A lógica da guerra, de resolver os conflitos entre os países manu militari, não interessa à maioria da humanidade. A quem interessa? Interessa aos complexos industrial-  militar das potências hegemônicas, historicamente construídos, consolidados nos tempos da guerra fria e que sobrevivem até a atualidade. Imaginem se os gastos militares, desde a primeira guerra mundial, tivessem sido investidos para a afirmação de uma Cultura para a Paz? Para o enfrentamento dos reais problemas políticos, econômicos, sociais e ambientais da sociedade humana?

As guerras na Ucrânia, na Palestina, em Israel, no Irã e no Líbano, como outros conflitos regionais em curso, desnudam as fragilidades da própria ONU e dos sistemas políticos, econômicos e sociais do mundo em que vivemos, desafiando a humanidade na perspectiva de construção de novas relações entre sí e com a própria natureza.

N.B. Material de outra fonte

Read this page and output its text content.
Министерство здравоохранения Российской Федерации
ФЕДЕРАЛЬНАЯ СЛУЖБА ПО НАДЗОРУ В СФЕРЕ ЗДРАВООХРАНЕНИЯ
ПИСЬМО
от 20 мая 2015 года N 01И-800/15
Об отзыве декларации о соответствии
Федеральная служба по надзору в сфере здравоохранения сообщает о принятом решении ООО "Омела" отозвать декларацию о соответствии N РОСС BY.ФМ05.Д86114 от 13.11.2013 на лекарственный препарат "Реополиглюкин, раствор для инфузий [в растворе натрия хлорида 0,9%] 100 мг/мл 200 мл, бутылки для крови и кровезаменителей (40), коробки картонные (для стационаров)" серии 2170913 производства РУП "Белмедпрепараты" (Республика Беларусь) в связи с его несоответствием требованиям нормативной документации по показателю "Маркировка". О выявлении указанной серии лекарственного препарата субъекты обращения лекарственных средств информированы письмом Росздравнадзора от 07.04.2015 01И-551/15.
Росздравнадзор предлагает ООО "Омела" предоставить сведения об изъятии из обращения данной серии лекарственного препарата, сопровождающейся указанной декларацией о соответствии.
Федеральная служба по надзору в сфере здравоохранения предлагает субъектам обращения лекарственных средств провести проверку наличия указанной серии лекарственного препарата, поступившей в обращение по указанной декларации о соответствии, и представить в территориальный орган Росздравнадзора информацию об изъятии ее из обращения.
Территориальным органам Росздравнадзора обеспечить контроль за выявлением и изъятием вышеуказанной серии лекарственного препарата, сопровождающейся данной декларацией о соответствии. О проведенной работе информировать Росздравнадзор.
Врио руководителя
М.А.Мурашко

As realidades das ruas e das redes sociais, em qualquer lugar do planeta,  trazem em tempo real para toda a Humanidade os genocídios e as tragédias sociais, econômicas e ambientais de milhões de pessoas, atingindo principalmente as crianças e as pessoas mais velhas. A maioria destas populações continuam à margem das conquistas sociais mais elementares: educação, trabalho, alimentação, moradia, saúde, saneamento básico, mobilidade, inclusão digital e uma renda básica, apontados como direitos universais.

Assim, a luta pela Paz é a luta pela Sustentabilidade do Planeta, é a luta pela vida de cada um de nós. A ONU transformada, refletindo a complexidade do mundo em que vivemos, deve ser o espaço privilegiado no caminho da resolução dos conflitos militares entre a Rússia e a Ucrânia, entre Israel, a Palestina, o Irã e o Líbano e de todos os outros conflitos militares em curso no planeta. Devemos afirmar e reafirmar os valores que nos fazem humanidade: a cooperação, a solidariedade, a luta pela igualdade, a liberdade e a fraternidade . Há espaços, inclusive na COP30 a ser realizada no Brasil em 2025, para a construção de novas relações políticas, econômicas e sociais, direcionando o conhecimento humano a favor do enfrentamento dos reais problemas da Humanidade, onde a cultura da Paz coloca-se como fundamento da democracia e da sustentabilidade humana no Planeta. São valores universais para a sociedade contemporânea, no caminho de sermos uma melhor humanidade.

*Membro da UFBA e Diretor do Instituto Politécnico da Bahia.